The trip out to the Harry Lash Library field trip ended up being both educational and fun. This included some Library Gossip, as I like to call it: for one, the Parks Department is notorious for not dating their pamphlets, so Harry Lash staff try to pencil in dates for Parks items in their vertical files. Another is that the view from the library is so panoramic that the Air Quality people visit the library with binoculars to do visual checks. Fun fact: this amazing view can be enjoyed by anyone at the little coffee shop adjacent to the library.

 

Field Trip 2: Burnaby Public Library 

Buoyed up by how educational and fun the first field trip was, I next went to Burnaby Public Library’s Metrotown branch. I went to the second floor reference desk one weekend, unannounced, just as a student might. Any residual worry was erased by the warm welcome by Mariah, the on-duty librarian, and we had a friendly and useful chat about how students might use BPL’s local history resources. Mariah did mention that students would probably want to come during the week when the really knowledgeable librarians were there. Fun fact: I had no idea they have Burnaby secondary school yearbooks!

 

Field Trip 3: Vancouver Archives

This was yet another useful trip, if somewhat humbling one, as it had been a very long time since I had taken an archives course. Chak Yung kindly gave me an Archives 101 refresher and showed me search tips for the archives catalogue, which I had either completely forgotten or never knew in the first place.

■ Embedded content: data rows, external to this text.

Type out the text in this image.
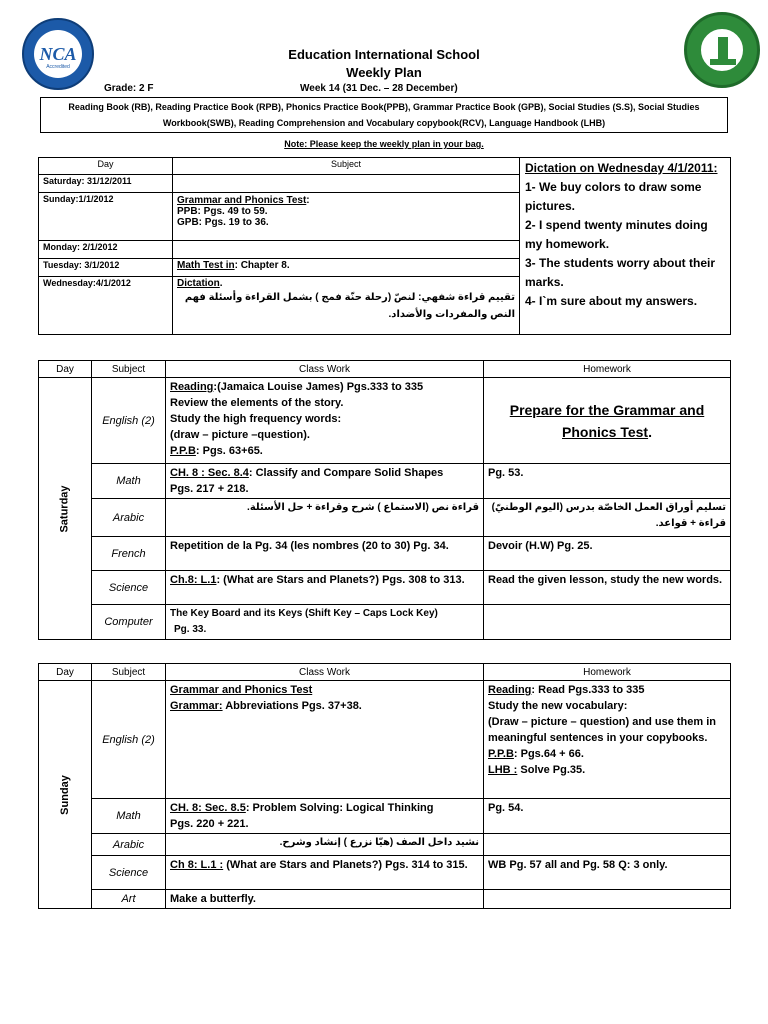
NCA
Accredited
Education International School
Weekly Plan
Grade: 2 F	Week 14 (31 Dec. – 28 December)
Reading Book (RB), Reading Practice Book (RPB), Phonics Practice Book(PPB), Grammar Practice Book (GPB), Social Studies (S.S), Social Studies
Workbook(SWB), Reading Comprehension and Vocabulary copybook(RCV), Language Handbook (LHB)
Note: Please keep the weekly plan in your bag.
Day	Subject	Dictation on Wednesday 4/1/2011:
1- We buy colors to draw some pictures.
2- I spend twenty minutes doing my homework.
3- The students worry about their marks.
4- I`m sure about my answers.

Saturday: 31/12/2011		
Sunday:1/1/2012	Grammar and Phonics Test:
PPB: Pgs. 49 to 59.
GPB: Pgs. 19 to 36.	
Monday: 2/1/2012		
Tuesday: 3/1/2012	Math Test in: Chapter 8.	
Wednesday:4/1/2012	Dictation.
تقييم قراءة شفهي: لنصّ (رحلة حنّة فمج ) بشمل القراءة وأسئلة فهم النص والمفردات والأضداد.	
Day	Subject	Class Work	Homework
Saturday	English (2)	Reading:(Jamaica Louise James) Pgs.333 to 335
Review the elements of the story.
Study the high frequency words:
(draw – picture –question).
P.P.B: Pgs. 63+65.	Prepare for the Grammar and Phonics Test.
	Math	CH. 8 : Sec. 8.4: Classify and Compare Solid Shapes
Pgs. 217 + 218.	Pg. 53.
	Arabic	قراءة نص (الاستماع ) شرح وقراءة + حل الأسئلة.	تسليم أوراق العمل الخاصّة بدرس (اليوم الوطنيّ) قراءة + قواعد.
	French	Repetition de la Pg. 34 (les nombres (20 to 30) Pg. 34.	Devoir (H.W) Pg. 25.
	Science	Ch.8: L.1: (What are Stars and Planets?) Pgs. 308 to 313.	Read the given lesson, study the new words.
	Computer	The Key Board and its Keys (Shift Key – Caps Lock Key)
Pg. 33.	
Day	Subject	Class Work	Homework
Sunday	English (2)	Grammar and Phonics Test
Grammar: Abbreviations Pgs. 37+38.	Reading: Read Pgs.333 to 335
Study the new vocabulary:
(Draw – picture – question) and use them in meaningful sentences in your copybooks.
P.P.B: Pgs.64 + 66.
LHB : Solve Pg.35.
	Math	CH. 8: Sec. 8.5: Problem Solving: Logical Thinking
Pgs. 220 + 221.	Pg. 54.
	Arabic	نشيد داخل الصف (هيّا نزرع ) إنشاد وشرح.	
	Science	Ch 8: L.1 : (What are Stars and Planets?) Pgs. 314 to 315.	WB Pg. 57 all and Pg. 58 Q: 3 only.
	Art	Make a butterfly.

Immediately before my trip to the Archives, I found out that a class of Urbsters had been taken on their own trip to the Vancouver Archives a couple of weeks before, and so I unearthed yet another assumption, rather an embarrassing one:

 

Librarians tell students about research depositories, not instructors!

The main takeaway of the visit was that it was okay to not know everything about archives: Chak said it took him three years at Vancouver Archives to familiarize himself with the collections. It was a reminder that primary documents are very different from monographs and journals and that, as Chak said, research takes time.

Fun fact: even Vancouver Archives staff will get the classic “My paper’s due tomorrow!” from students who quickly find out that they are in quite the wrong place for a quick shot of information.  

 

What did I learn? 

After the three field trips I felt much more confident about referring researchers to other institutions, having a greater understanding of their collections–including overlaps such as older planning documents. I also realized that is anything but a failure on my part to indicate the richness of resources elsewhere available.

This is not the end of my field trips: I will probably go out to UBC to check out resources for Community & Regional Planning, despite SFU Urban Studies’ vehemence that they are not a planning program. With luck, it will also banish any lingering intermural rivalry.

Finally, I feel more connected with my fellow information specialists, and it makes me feel more at ease about asking questions in the future. Too often co-operation among institutions can be rather formal, and being at a branch library I have sometimes felt separated even from my colleagues at the other campuses. It was great to be reminded that librarians and archivists are nifty and helpful folks. 


Nina Smart is the Subject Librarian for Gerontology, Public Policy and Urban Studies at Belzberg Library, SFU Vancouver.